Turfgrass Chemical Update: Fungicides
Staying ahead of turf disease is always a challenge. Fortunately, manufacturers continue to develop a wide array of fungicidal products that help you combat turf pathogens. To help you keep track of the chemical tools at your disposal, we annually revise our "Turfgrass Chemical Updates," bringing you the best information available for your pest-control planning.
This is the third and final segment of our 1997 "Updates," covering all fungicides registered for turf-disease control. (The January and February "Updates" covered herbicides and insecticides, respectively.) It can help you design an effective disease-management program by providing you with detailed label information. And so you are aware of the latest introductions, we list new chemicals in blue type.

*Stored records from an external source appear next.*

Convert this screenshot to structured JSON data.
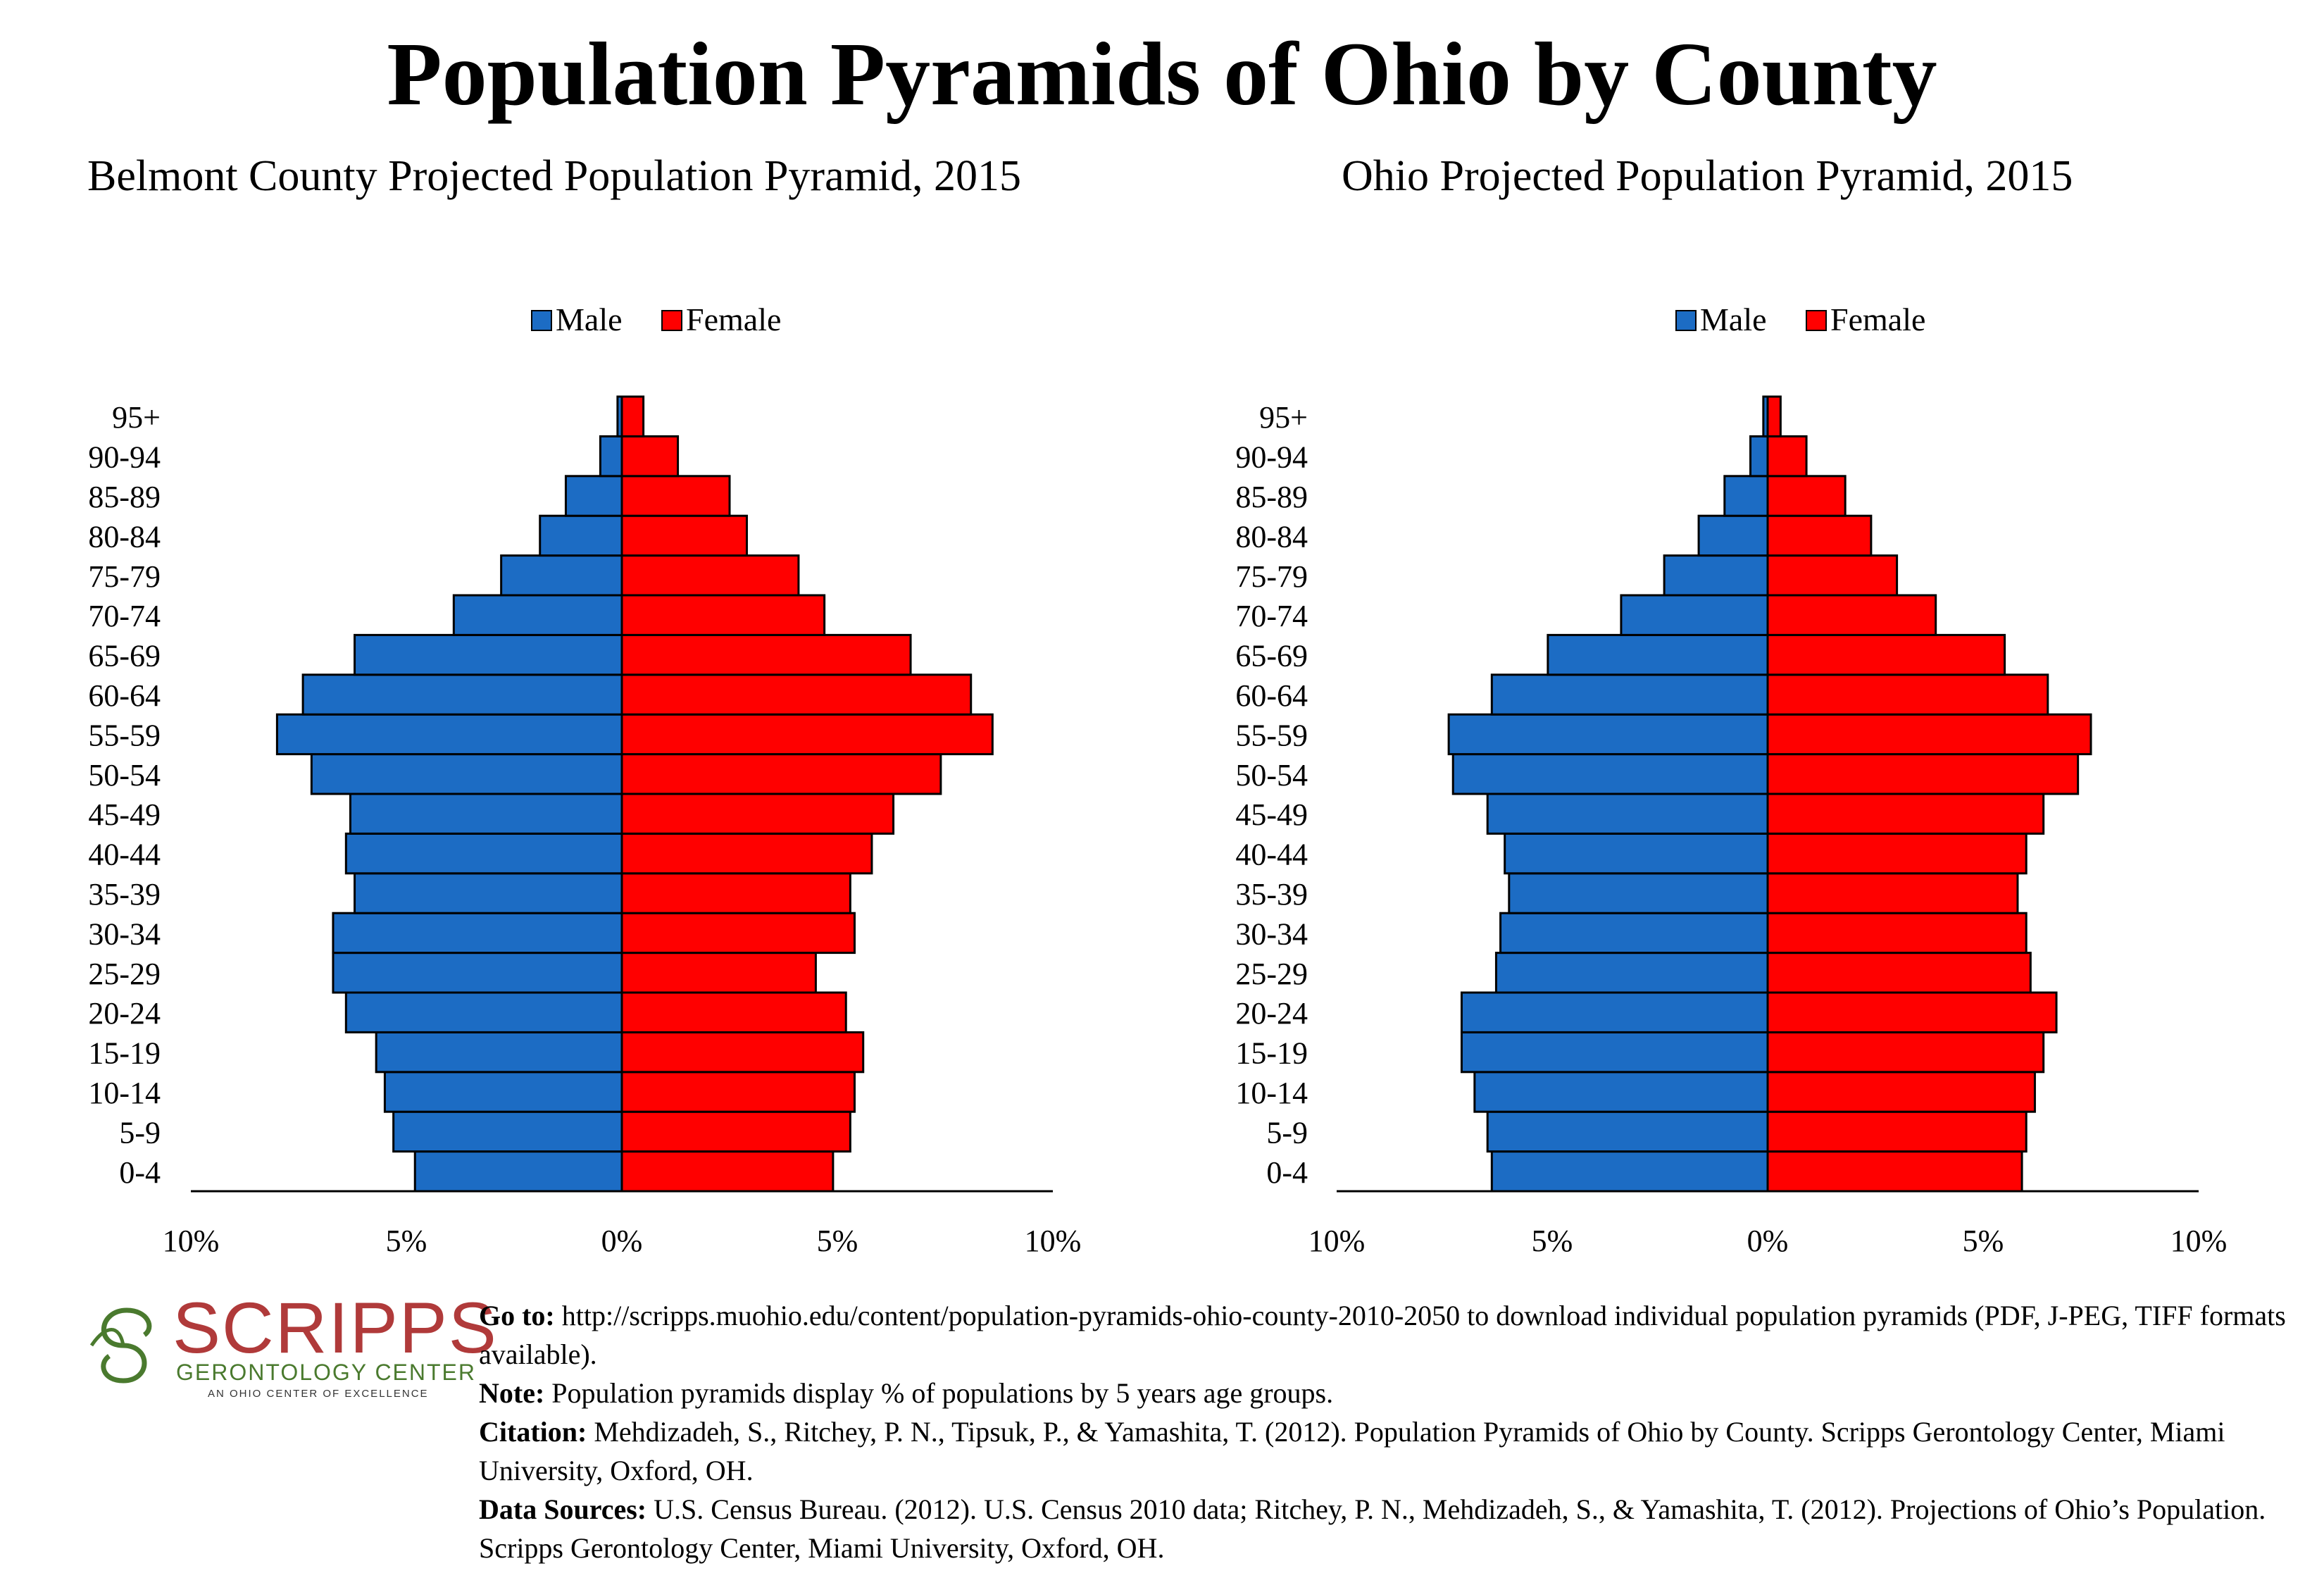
{
  "title": "Population Pyramids of Ohio by County",
  "logo": {
    "name": "SCRIPPS",
    "subtitle": "GERONTOLOGY CENTER",
    "tagline": "AN OHIO CENTER OF EXCELLENCE"
  },
  "footer": {
    "goto_label": "Go to:",
    "goto_text": " http://scripps.muohio.edu/content/population-pyramids-ohio-county-2010-2050 to download individual population pyramids (PDF, J-PEG, TIFF formats available).",
    "note_label": "Note:",
    "note_text": " Population pyramids display % of populations by 5 years age groups.",
    "citation_label": "Citation:",
    "citation_text": " Mehdizadeh, S., Ritchey, P. N., Tipsuk, P., & Yamashita, T. (2012). Population Pyramids of Ohio by County. Scripps Gerontology Center, Miami University, Oxford, OH.",
    "sources_label": "Data Sources:",
    "sources_text": " U.S. Census Bureau. (2012). U.S. Census 2010 data; Ritchey, P. N., Mehdizadeh, S., & Yamashita, T. (2012). Projections of Ohio’s Population. Scripps Gerontology Center, Miami University, Oxford, OH."
  },
  "colors": {
    "male": "#1c6cc4",
    "female": "#ff0000",
    "logo_red": "#b03a3a",
    "logo_green": "#4a7a2e"
  },
  "chart_data": [
    {
      "type": "bar",
      "orientation": "horizontal-pyramid",
      "title": "Belmont County Projected Population Pyramid, 2015",
      "categories": [
        "0-4",
        "5-9",
        "10-14",
        "15-19",
        "20-24",
        "25-29",
        "30-34",
        "35-39",
        "40-44",
        "45-49",
        "50-54",
        "55-59",
        "60-64",
        "65-69",
        "70-74",
        "75-79",
        "80-84",
        "85-89",
        "90-94",
        "95+"
      ],
      "series": [
        {
          "name": "Male",
          "values": [
            4.8,
            5.3,
            5.5,
            5.7,
            6.4,
            6.7,
            6.7,
            6.2,
            6.4,
            6.3,
            7.2,
            8.0,
            7.4,
            6.2,
            3.9,
            2.8,
            1.9,
            1.3,
            0.5,
            0.1
          ]
        },
        {
          "name": "Female",
          "values": [
            4.9,
            5.3,
            5.4,
            5.6,
            5.2,
            4.5,
            5.4,
            5.3,
            5.8,
            6.3,
            7.4,
            8.6,
            8.1,
            6.7,
            4.7,
            4.1,
            2.9,
            2.5,
            1.3,
            0.5
          ]
        }
      ],
      "xlim": [
        -10,
        10
      ],
      "xticks": [
        "10%",
        "5%",
        "0%",
        "5%",
        "10%"
      ],
      "legend": "top-center"
    },
    {
      "type": "bar",
      "orientation": "horizontal-pyramid",
      "title": "Ohio Projected Population Pyramid, 2015",
      "categories": [
        "0-4",
        "5-9",
        "10-14",
        "15-19",
        "20-24",
        "25-29",
        "30-34",
        "35-39",
        "40-44",
        "45-49",
        "50-54",
        "55-59",
        "60-64",
        "65-69",
        "70-74",
        "75-79",
        "80-84",
        "85-89",
        "90-94",
        "95+"
      ],
      "series": [
        {
          "name": "Male",
          "values": [
            6.4,
            6.5,
            6.8,
            7.1,
            7.1,
            6.3,
            6.2,
            6.0,
            6.1,
            6.5,
            7.3,
            7.4,
            6.4,
            5.1,
            3.4,
            2.4,
            1.6,
            1.0,
            0.4,
            0.1
          ]
        },
        {
          "name": "Female",
          "values": [
            5.9,
            6.0,
            6.2,
            6.4,
            6.7,
            6.1,
            6.0,
            5.8,
            6.0,
            6.4,
            7.2,
            7.5,
            6.5,
            5.5,
            3.9,
            3.0,
            2.4,
            1.8,
            0.9,
            0.3
          ]
        }
      ],
      "xlim": [
        -10,
        10
      ],
      "xticks": [
        "10%",
        "5%",
        "0%",
        "5%",
        "10%"
      ],
      "legend": "top-center"
    }
  ]
}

Correct identification is the first step in disease control. After correctly identifying a pathogen, you then can decide on appropriate control measures. As you'll see in the "Update" tables, diseases are cross-referenced with products you can use for their control. In addition, you'll notice that the tables list fungicides as preventive or curative (or both). Thus, the "Update" tables provide you with key information you need to decide which products may be suitable.
Chemical rotation is an important aspect of resistance prevention. We list the chemical group to which each fungicide belongs so you easily can design a program that utilizes products from different chemical classes. We also tell you whether each fungicide is a systemic or a contact product. Knowing these factors allows you to create a program that minimizes the development of resistance and maximizes effectiveness.
Unique aspects of your operation may dictate your disease-control decisions. Would it be useful if you could use a product on ornamentals as well as turf? Is a particular chemical available in a formulation compatible with your equipment? The "Update" tables are designed to provide you with answers to these questions in an easy-to-understand format.
Notice that we list chemicals by common name. We do this because some chemicals are available from several manufacturers under various brand names. Although this can be confusing, you'll find a table listing the manufacturer(s) and brand name(s) of each fungicide (page 58) to make it easier to find a source for a product.
When using the "Update," remember that these tables depict what's available for a chemical, not specific brands. For example, a particular formulation, or labeling for a specific disease or turfgrass, may not be available from all formulators using the same active ingredient. Therefore, be sure you read the manufacturer's product label for specific information about the use of that particular brand.
As with all pesticides, you must follow all label instructions. Manufacturers can answer questions you may have if the label seems vague to you. Because labels change frequently, read the entire label each time you purchase a new package. Use these tables for preliminary planning only.